Volkswagen owns eight brands worldwide: VW, Audi, Bentley, Lamborghini, Bugatti, SEAT, Škoda, and truck companies Scania and MAN. General Motors had, at its peak, 11 brands, which the forces that be whittled down to seven (and just four in America). Yet GM managed to sell 9 million vehicles across the globe last year, making it the biggest carmaker in the world—a fact that VW is willing to challenge.

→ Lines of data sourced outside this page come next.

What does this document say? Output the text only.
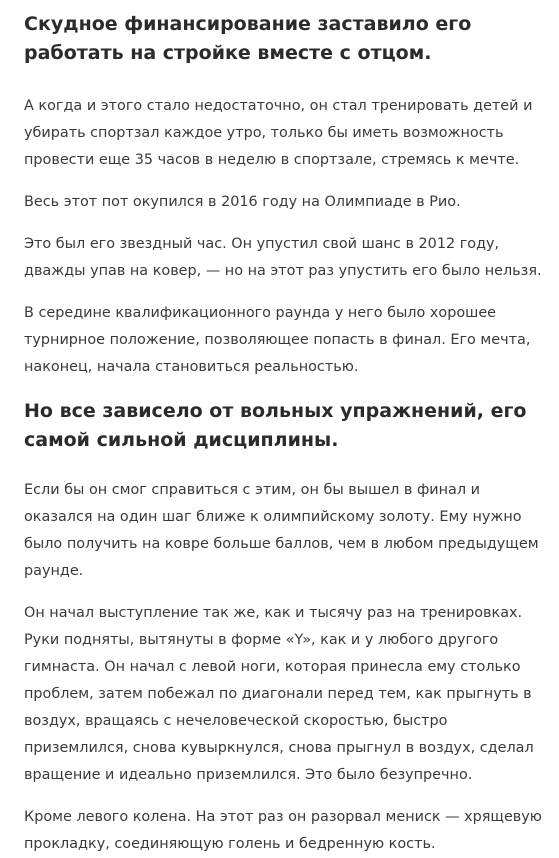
Скудное финансирование заставило его работать на стройке вместе с отцом.

А когда и этого стало недостаточно, он стал тренировать детей и убирать спортзал каждое утро, только бы иметь возможность провести еще 35 часов в неделю в спортзале, стремясь к мечте.

Весь этот пот окупился в 2016 году на Олимпиаде в Рио.

Это был его звездный час. Он упустил свой шанс в 2012 году, дважды упав на ковер, — но на этот раз упустить его было нельзя.

В середине квалификационного раунда у него было хорошее турнирное положение, позволяющее попасть в финал. Его мечта, наконец, начала становиться реальностью.

Но все зависело от вольных упражнений, его самой сильной дисциплины.

Если бы он смог справиться с этим, он бы вышел в финал и оказался на один шаг ближе к олимпийскому золоту. Ему нужно было получить на ковре больше баллов, чем в любом предыдущем раунде.

Он начал выступление так же, как и тысячу раз на тренировках. Руки подняты, вытянуты в форме «Y», как и у любого другого гимнаста. Он начал с левой ноги, которая принесла ему столько проблем, затем побежал по диагонали перед тем, как прыгнуть в воздух, вращаясь с нечеловеческой скоростью, быстро приземлился, снова кувыркнулся, снова прыгнул в воздух, сделал вращение и идеально приземлился. Это было безупречно.

Кроме левого колена. На этот раз он разорвал мениск — хрящевую прокладку, соединяющую голень и бедренную кость.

Volkswagen sold 8.2 million cars last year, which is a substantial figure, but as our elementary school teachers taught us, it’s still less than 9 million. So what’s the problem? Automotive News claims that GM’s joint ventures with Chinese automakers SAIC and Wuling Motors shouldn’t count, as GM doesn’t own the brands outright. It’s a substantial figure—Wuling sold 1.2 million cars last year in the ever-booming Chinese market, to say nothing of SAIC’s runaway popularity with Buick.

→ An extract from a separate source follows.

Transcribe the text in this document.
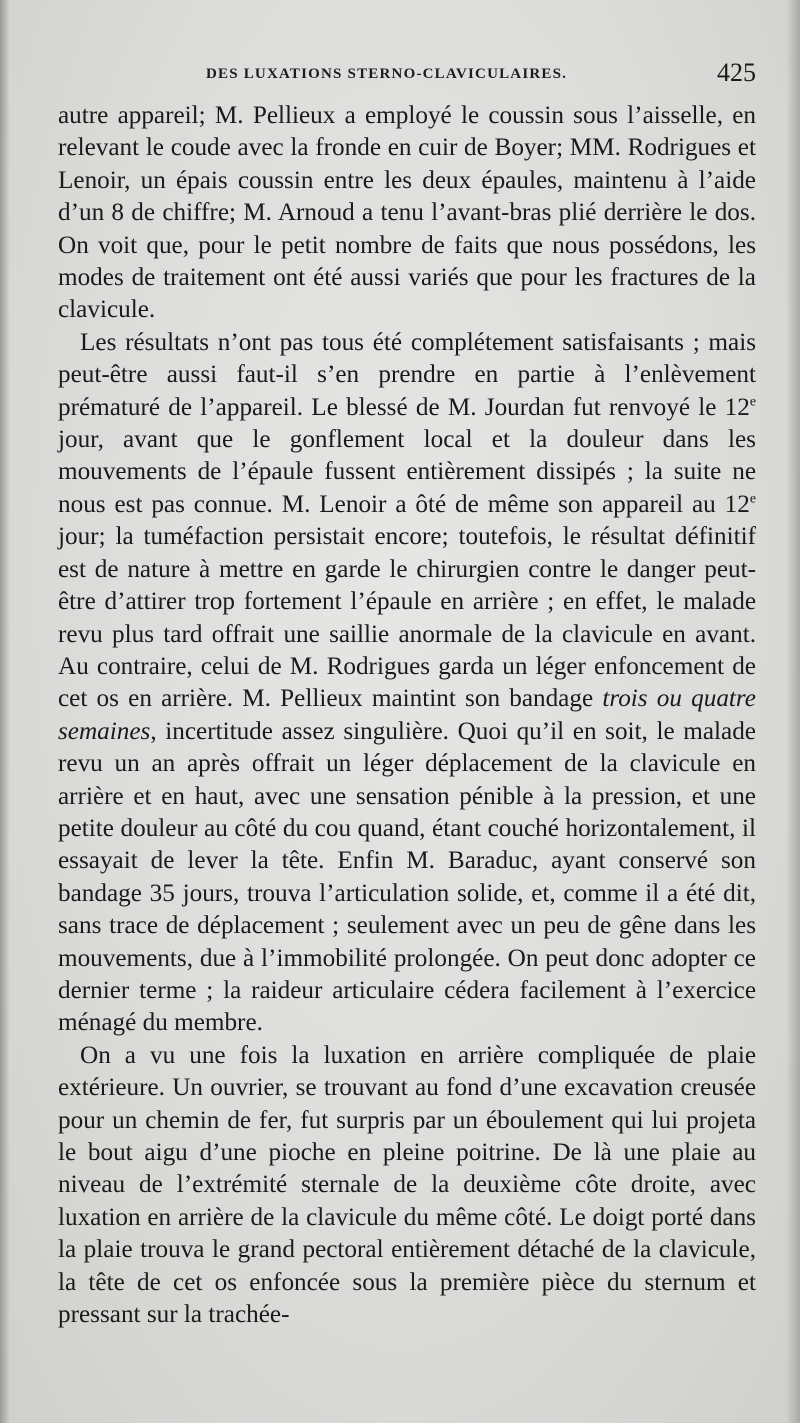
DES LUXATIONS STERNO-CLAVICULAIRES.	425

autre appareil; M. Pellieux a employé le coussin sous l’aisselle, en relevant le coude avec la fronde en cuir de Boyer; MM. Rodrigues et Lenoir, un épais coussin entre les deux épaules, maintenu à l’aide d’un 8 de chiffre; M. Arnoud a tenu l’avant-bras plié derrière le dos. On voit que, pour le petit nombre de faits que nous possédons, les modes de traitement ont été aussi variés que pour les fractures de la clavicule.

Les résultats n’ont pas tous été complétement satisfaisants ; mais peut-être aussi faut-il s’en prendre en partie à l’enlèvement prématuré de l’appareil. Le blessé de M. Jourdan fut renvoyé le 12e jour, avant que le gonflement local et la douleur dans les mouvements de l’épaule fussent entièrement dissipés ; la suite ne nous est pas connue. M. Lenoir a ôté de même son appareil au 12e jour; la tuméfaction persistait encore; toutefois, le résultat définitif est de nature à mettre en garde le chirurgien contre le danger peut-être d’attirer trop fortement l’épaule en arrière ; en effet, le malade revu plus tard offrait une saillie anormale de la clavicule en avant. Au contraire, celui de M. Rodrigues garda un léger enfoncement de cet os en arrière. M. Pellieux maintint son bandage trois ou quatre semaines, incertitude assez singulière. Quoi qu’il en soit, le malade revu un an après offrait un léger déplacement de la clavicule en arrière et en haut, avec une sensation pénible à la pression, et une petite douleur au côté du cou quand, étant couché horizontalement, il essayait de lever la tête. Enfin M. Baraduc, ayant conservé son bandage 35 jours, trouva l’articulation solide, et, comme il a été dit, sans trace de déplacement ; seulement avec un peu de gêne dans les mouvements, due à l’immobilité prolongée. On peut donc adopter ce dernier terme ; la raideur articulaire cédera facilement à l’exercice ménagé du membre.

On a vu une fois la luxation en arrière compliquée de plaie extérieure. Un ouvrier, se trouvant au fond d’une excavation creusée pour un chemin de fer, fut surpris par un éboulement qui lui projeta le bout aigu d’une pioche en pleine poitrine. De là une plaie au niveau de l’extrémité sternale de la deuxième côte droite, avec luxation en arrière de la clavicule du même côté. Le doigt porté dans la plaie trouva le grand pectoral entièrement détaché de la clavicule, la tête de cet os enfoncée sous la première pièce du sternum et pressant sur la trachée-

The same scenario plays out for Volkswagen with their parental guidance of German truckmaker MAN, which according to the Wall Street Journal, adds to their sales totals. Volkswagen hasn’t added these to their totals yet. But if it does, it could see a sales figure boost by over 200,000 vehicles.
Either way, GM is back on top—for the eighth decade in a row—after losing the biggest-automaker prize to Toyota in 2008 before the whole messy recall business. Toyota hasn’t released its sales data yet, but those figures won’t go anywhere near GM and VW due to production delays with 2011’s natural disasters.
And for those of you keeping track, those 11 GM brands were: Geo; Chevrolet; Pontiac; Oldsmobile; Buick; Cadillac; GMC; Saab; Opel; Vauxhall; and Holden; all available simultaneously during the mid-90s.